Jangan sampai kita mempunyai banyak uang, tetapi nama baik kita hancur, dikenal
sebagai penipu, pendusta atau koruptor. Apalah artinya kita mempunyai banyak
harta, tapi citra kita hancur sehingga istri dan anak-anak menjadi tercekam dan
terpermalukan. Kekayaan kita bukan pada tempelan (uang, pangkat, jabatan),
kekayaan kita harus melekat pada citra diri kita.
Ketiga, yang namanya untung
adalah kalau apa yang kita lakukan itu bisa menambah ilmu, pengalaman, dan
wawasan. Jika kita mempunyai banyak uang, tetapi tidak berilmu, sebentar saja
bisa hangus uang kita. Tidak sedikit orang yang mempunyai uang, tetapi tidak
memiliki pengalaman, sehingga mereka mudah tertipu. Sebaliknya, misalkan uang
kita habis karena dirampok, kalau kita memiliki ilmu, pengalaman, dan wawasan,
kita bisa mencarinya lagi dengan mudah.
Keempat, yang namanya untung
adalah kalau apa yang kita lakukan itu bisa membangun relasi atau silaturahmi.

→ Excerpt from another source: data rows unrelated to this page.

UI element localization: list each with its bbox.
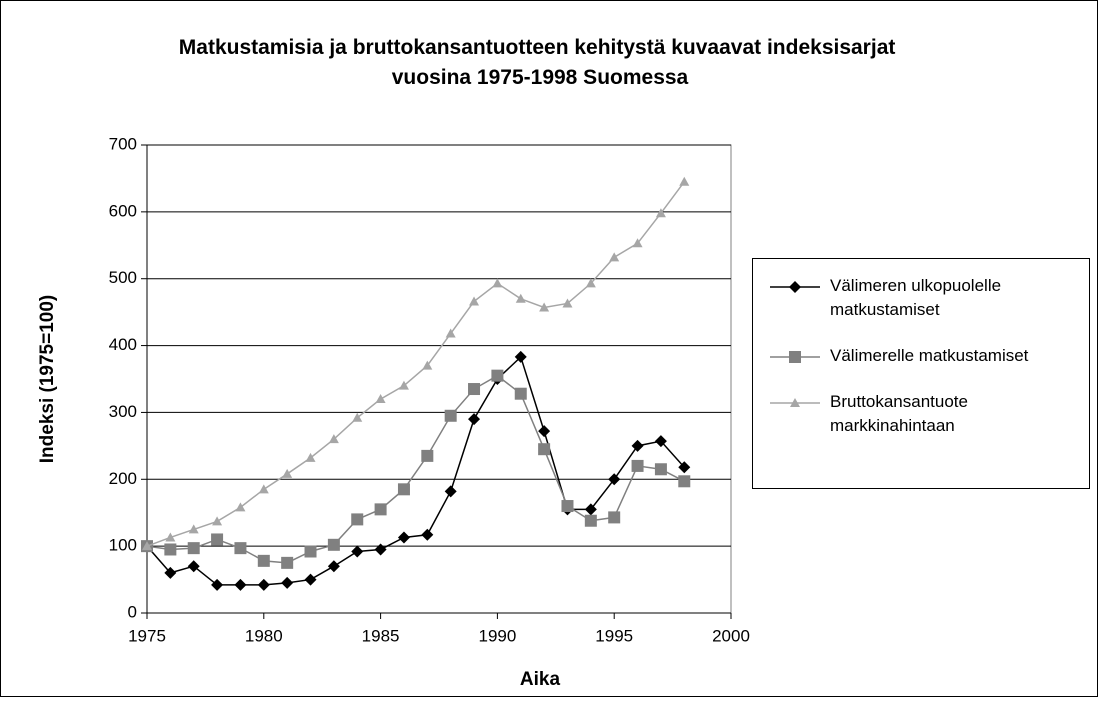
data-point <box>422 360 433 370</box>
data-point <box>678 475 691 488</box>
data-point <box>585 278 596 288</box>
data-point <box>235 502 246 512</box>
legend-label: Välimeren ulkopuolelle matkustamiset <box>830 276 1006 319</box>
y-axis-label: Indeksi (1975=100) <box>37 295 58 463</box>
data-point <box>234 542 247 555</box>
data-point <box>491 369 504 382</box>
data-point <box>258 484 269 494</box>
data-point <box>444 409 457 422</box>
data-point <box>351 513 364 526</box>
data-point <box>562 298 573 308</box>
data-point <box>492 278 503 288</box>
data-point <box>678 461 691 474</box>
data-point <box>164 543 177 556</box>
data-point <box>352 412 363 422</box>
data-point <box>304 545 317 558</box>
data-point <box>584 503 597 516</box>
data-point <box>468 383 481 396</box>
data-point <box>538 425 551 438</box>
data-point <box>631 439 644 452</box>
data-point <box>538 443 551 456</box>
data-point <box>257 578 270 591</box>
y-tick-label: 100 <box>109 536 137 555</box>
data-point <box>211 578 224 591</box>
data-point <box>515 293 526 303</box>
chart-title: Matkustamisia ja bruttokansantuotteen ke… <box>179 36 901 89</box>
data-point <box>304 573 317 586</box>
data-point <box>281 556 294 569</box>
data-point <box>374 543 387 556</box>
x-tick-label: 1985 <box>362 626 400 645</box>
y-tick-label: 700 <box>109 134 137 153</box>
data-point <box>328 434 339 444</box>
legend-label: Bruttokansantuote markkinahintaan <box>830 392 973 435</box>
data-point <box>187 542 200 555</box>
x-axis-label: Aika <box>520 669 561 690</box>
data-point <box>561 500 574 513</box>
data-point <box>375 394 386 404</box>
data-point <box>211 533 224 546</box>
data-point <box>469 296 480 306</box>
data-point <box>609 252 620 262</box>
legend-marker <box>789 351 801 363</box>
data-point <box>281 576 294 589</box>
data-point <box>397 483 410 496</box>
data-point <box>608 511 621 524</box>
y-tick-label: 0 <box>128 602 137 621</box>
data-point <box>654 435 667 448</box>
data-point <box>234 578 247 591</box>
data-point <box>327 560 340 573</box>
data-point <box>374 503 387 516</box>
data-point <box>445 328 456 338</box>
data-point <box>608 473 621 486</box>
data-point <box>632 238 643 248</box>
data-point <box>397 531 410 544</box>
data-point <box>584 514 597 527</box>
data-point <box>187 560 200 573</box>
data-point <box>655 208 666 218</box>
data-point <box>539 302 550 312</box>
x-tick-label: 1995 <box>595 626 633 645</box>
data-point <box>212 516 223 526</box>
data-point <box>468 413 481 426</box>
legend-marker <box>789 281 801 293</box>
data-point <box>142 541 152 551</box>
legend <box>752 258 1090 489</box>
data-point <box>398 380 409 390</box>
data-point <box>351 545 364 558</box>
data-point <box>679 176 690 186</box>
legend-marker <box>790 398 800 407</box>
y-tick-label: 600 <box>109 201 137 220</box>
data-point <box>631 459 644 472</box>
x-tick-label: 1980 <box>245 626 283 645</box>
data-point <box>654 463 667 476</box>
y-tick-label: 500 <box>109 268 137 287</box>
data-point <box>421 528 434 541</box>
data-point <box>514 350 527 363</box>
x-tick-label: 1975 <box>128 626 166 645</box>
data-point <box>444 485 457 498</box>
x-tick-label: 1990 <box>478 626 516 645</box>
y-tick-label: 400 <box>109 335 137 354</box>
plot-area <box>146 144 732 614</box>
legend-label: Välimerelle matkustamiset <box>830 346 1029 365</box>
data-point <box>327 538 340 551</box>
data-point <box>165 532 176 542</box>
y-tick-label: 300 <box>109 402 137 421</box>
data-point <box>282 468 293 478</box>
data-point <box>257 554 270 567</box>
data-point <box>164 566 177 579</box>
data-point <box>305 452 316 462</box>
y-tick-label: 200 <box>109 469 137 488</box>
x-tick-label: 2000 <box>712 626 750 645</box>
data-point <box>514 387 527 400</box>
data-point <box>188 524 199 534</box>
data-point <box>421 449 434 462</box>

Oleh karenanya, jangan pernah hanya karena masalah uang hubungan baik kita
dengan orang lain menjadi hancur.
Setiap orang yang terluka oleh
kita, dia akan menceritakan luka di hatinya kepada orang lain. Dan ini akan
menjadi benteng yang memenjarakan, kita semakin kecil. Jangan mencari musuh,
tapi perbanyak kawan. Kalau kawan sudah mencintai kita, mereka akan bersedia
untuk membela dan berkorban untuk kita, setidaknya mereka akan menceritakan
sesuatu yang baik tentang kita.
Kelima, yang namanya untung itu
tidak hanya sekadar untuk mendapatkan manfaat bagi diri sendiri, tetapi apa
yang kita lakukan itu justru harus banyak menguntungkan dan memuaskan orang
lain.
Oleh karena itu, kalau kita sudah
meyakini bahwa pembagi rezeki adalah Allah, maka bisnis kita bukan lagi dengan
manusia, tetapi dengan Allah, penggenggam setiap rezeki.
Waspadalah terhadap bisnis yang
tidak menjadi amal, yang tidak menjadi nama baik, yang tidak menjadi ilmu, yang
memutuskan silaturahmi, dan yang mengecewakan orang lain. Karena semua itu
bukan keuntungan, tetapi bencana Wallahu a’lam Bishowab.